Dengue baja en Atlántico, pero la alerta sigue encendida por riesgo de rebrote
Imagen: El Tiempo (Colombia)
Atlántico reporta una caída de 32 % en los casos de dengue durante 2026, con 1.540 contagios confirmados, pero las autoridades no bajan la guardia. La vigilancia sigue activa por el riesgo de un nuevo repunte del virus.
Atlántico cerró el año epidemiológico con una noticia que alivia, pero no permite cantar victoria: los casos de dengue bajaron 32 % en 2026 frente al periodo anterior, aunque el departamento ya acumula 1.540 contagios confirmados y mantiene activas las alertas sanitarias.

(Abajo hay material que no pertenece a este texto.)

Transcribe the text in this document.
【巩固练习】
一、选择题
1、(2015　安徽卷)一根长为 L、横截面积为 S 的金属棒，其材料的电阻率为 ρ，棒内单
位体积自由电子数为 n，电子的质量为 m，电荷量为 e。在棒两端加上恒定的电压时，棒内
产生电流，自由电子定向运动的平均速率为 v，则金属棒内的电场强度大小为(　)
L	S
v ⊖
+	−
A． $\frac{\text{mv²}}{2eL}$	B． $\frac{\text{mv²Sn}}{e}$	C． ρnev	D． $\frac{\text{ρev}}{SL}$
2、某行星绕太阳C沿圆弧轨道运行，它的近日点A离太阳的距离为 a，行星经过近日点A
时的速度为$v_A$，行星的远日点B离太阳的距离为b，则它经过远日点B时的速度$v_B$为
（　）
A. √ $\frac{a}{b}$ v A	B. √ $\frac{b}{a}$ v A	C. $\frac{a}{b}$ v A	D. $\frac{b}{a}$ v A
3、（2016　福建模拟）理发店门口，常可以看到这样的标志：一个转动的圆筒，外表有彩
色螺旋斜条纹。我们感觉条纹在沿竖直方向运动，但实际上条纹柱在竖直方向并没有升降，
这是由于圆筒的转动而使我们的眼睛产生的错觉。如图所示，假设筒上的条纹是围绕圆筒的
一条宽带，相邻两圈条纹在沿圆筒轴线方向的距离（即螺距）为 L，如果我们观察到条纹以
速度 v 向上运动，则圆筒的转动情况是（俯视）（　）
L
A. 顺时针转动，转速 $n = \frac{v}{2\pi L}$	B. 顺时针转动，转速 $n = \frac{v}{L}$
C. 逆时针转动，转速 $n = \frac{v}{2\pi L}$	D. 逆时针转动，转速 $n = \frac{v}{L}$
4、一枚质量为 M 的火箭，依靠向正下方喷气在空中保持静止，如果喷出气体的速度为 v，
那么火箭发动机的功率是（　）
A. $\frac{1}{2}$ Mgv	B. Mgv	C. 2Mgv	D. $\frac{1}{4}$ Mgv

La reducción es importante, sobre todo en una región donde la enfermedad suele moverse con fuerza por la combinación de calor, lluvias y almacenamiento de agua en los hogares, pero las autoridades insisten en que la tendencia puede revertirse con rapidez si se aflojan las medidas de control.
De acuerdo con la información divulgada por las autoridades sanitarias y retomada por El Tiempo (Colombia), la estrategia para contener el virus se ha concentrado en fumigaciones focalizadas, búsqueda de criaderos y jornadas de eliminación de depósitos de agua donde el mosquito Aedes aegypti encuentra condiciones para reproducirse. Ese enfoque es clave porque el dengue no se frena solo con atención médica: su control depende, en buena medida, de hábitos cotidianos en barrios, patios, terrazas y viviendas donde cualquier recipiente puede convertirse en un criadero. El dato de 1.540 contagios, aunque menor al de 2025, sigue siendo suficientemente alto para mantener la vigilancia epidemiológica encendida en municipios del Atlántico.
La caída de los casos debe leerse con cautela. En Colombia, el dengue suele comportarse por ciclos y responde a factores climáticos, a la movilidad de la población y a la capacidad de reacción de las autoridades territoriales. Cuando las lluvias aumentan, también se multiplican los puntos de agua estancada; cuando la comunidad baja la guardia, el mosquito recupera terreno. Por eso el mensaje oficial no es de cierre, sino de prevención: la reducción registrada este año demuestra que las intervenciones sirven, pero también deja claro que una parte decisiva del control sigue dependiendo del comportamiento ciudadano. En términos prácticos, eso significa revisar tanques, limpiar canales, tapar recipientes y permitir el ingreso de brigadas de salud cuando sea necesario.
El reto de fondo para Atlántico no es solo sostener la disminución, sino evitar que la enfermedad vuelva a dispararse en la próxima temporada de lluvias. Si algo enseñan estos brotes es que el dengue no desaparece: se esconde, reaparece y castiga con más fuerza donde encuentra descuido institucional o comunitario. Para las familias, el impacto es directo: más consultas, más ausentismo escolar y laboral, y mayor presión sobre hospitales y puestos de salud. Por eso la alerta no es una exageración burocrática, sino una advertencia real en una región que ya sabe que bajar la guardia puede salir caro.